Nei film precedenti abbiamo infatto tutti dato per scontato molte cose, pur non avendole mai viste. Abbiamo dato per scontata la puntura del ragno (non di certo alla Oscorp, visto che non ce n'è mai stata traccia), abbiamo data per scontata la morte di zio Ben, abbiamo dato per scontato che Michelle Jones-Watson, il personaggio interpretato da Zendaya, fosse la MJ di Peter, nonché sua futura moglie. In realtà, per quanto sia un omaggio a Mary Jane Watson, il personaggio di Zendaya è stato creato appositamente per l'MCU, e non ha eguali nei fumetti. La sua presenza al fianco di Peter non è quindi affatto scontata, per quanto la storia cinematografica di Spider-Man non riprenda certo sempre fedelmente il fumetto.

A questo proposito, Ned Leeds, il miglior amico di Peter-Holland, esiste invece nei fumetti, ma è molto diverso da quello mostrato al cinema, tanto che i due di fatto sembrano avere in comune solo il nome.

Quella a cui abbiamo assistito finora al cinema è stata insomma una sorta di adolescenza rovesciata per Peter, che ha vissuto molte esperienze che nei fumetti sono toccate ad uno Spider-Man già più maturo; tutte tranne una: la morte di suo zio, e con essa la consapevolezza che da grandi poteri derivano grandi responsabilità.

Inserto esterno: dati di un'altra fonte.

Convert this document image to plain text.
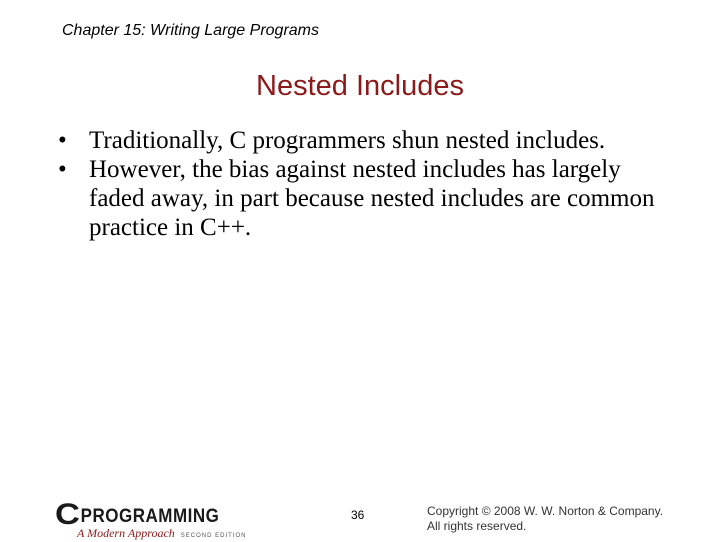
Chapter 15: Writing Large Programs
Nested Includes
• Traditionally, C programmers shun nested includes.
• However, the bias against nested includes has largely faded away, in part because nested includes are common practice in C++.
CPROGRAMMING
A Modern Approach SECOND EDITION
36	Copyright © 2008 W. W. Norton & Company.
All rights reserved.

Quella parte, che istintivamente potevamo pensare fosse già avvenuta, è invece toccata a Zia May, che nel momento stesso in cui ha pronunciato quella frase ha anche segnato il suo destino, e quello di Peter con esso.

Adesso Peter Parker sa quanto "male" possano fare i suoi poteri, soprattutto a chi gli è vicino, ma sa anche che deve utilizzarli per un bene superiore. È per questo che decide di non rivelarsi ad MJ e Ned, felici dell'ammissione al MIT e liberi di vivere le loro vite senza le complicazioni dovute alla vicinanza con Peter; e per lo stesso motivo non si palesa a nessun altro. Peter si fa carico della sua "grande responsabilità", senza rinunciare ai suoi "grandi poteri". Se finora è sempre stato un giocatore di squadra, il Peter che esce da No Way Home è un eroe solo e solitario, un po' come lo Spider-Man delle origini, al quale sembrano chiaramente rimandare l'appartamento newyorkese ed il nuovo costume home-made (chissà se quelli ultra-tecnologici lo avrebbero riconosciuto ora che Peter Parker "non esiste"?). 

Ecco perché non c'è più spazio per MJ-Zendaya nel suo futuro: sarebbe come rinnegare il sacrificio appena fatto e la lezione imparata con Spider-Man: No Way Home. Il prossimo Uomo-Ragno avrà anche il volto di Tom Holland, ma dovrà per forza di cose essere molto diverso da quello che abbiamo conosciuto finora, nel bene e nel male: meno "ingenuo", più adulto e maturo, magari senza perdere quell'aria scanzonata che da sempre lo contraddistingue.

Come già accennato, c'è probabilmente una forte volontà di Sony dietro tutto questo, ma il modo in cui ci siamo arrivati non è stato in fondo troppo forzato, ed in questa inversione delle parti (rispetto al fumetto) il "vero" Spider-Man di Tom Holland è appena nato, e dobbiamo ancora imparare a conoscerlo. Peccato che, guardando la scena post-credit con Venom, il suo futuro si prospetti tutt'altro che tranquillo.

Se non ci aveste capito nulla, non preoccupatevi: di solito i fatti tendono a smentirmi, e con tutti gli accordi commerciali che veicolano la storia dell'Uomo Ragno potrebbe succedere qualsiasi cosa, ma visto il successo riscosso da Spider-Man: No Way Home mi piace pensare che Sony e Marvel vorranno rendere il giusto onore ad uno dei personaggi fumettistici (ed ormai anche cinematografici) più amati di sempre.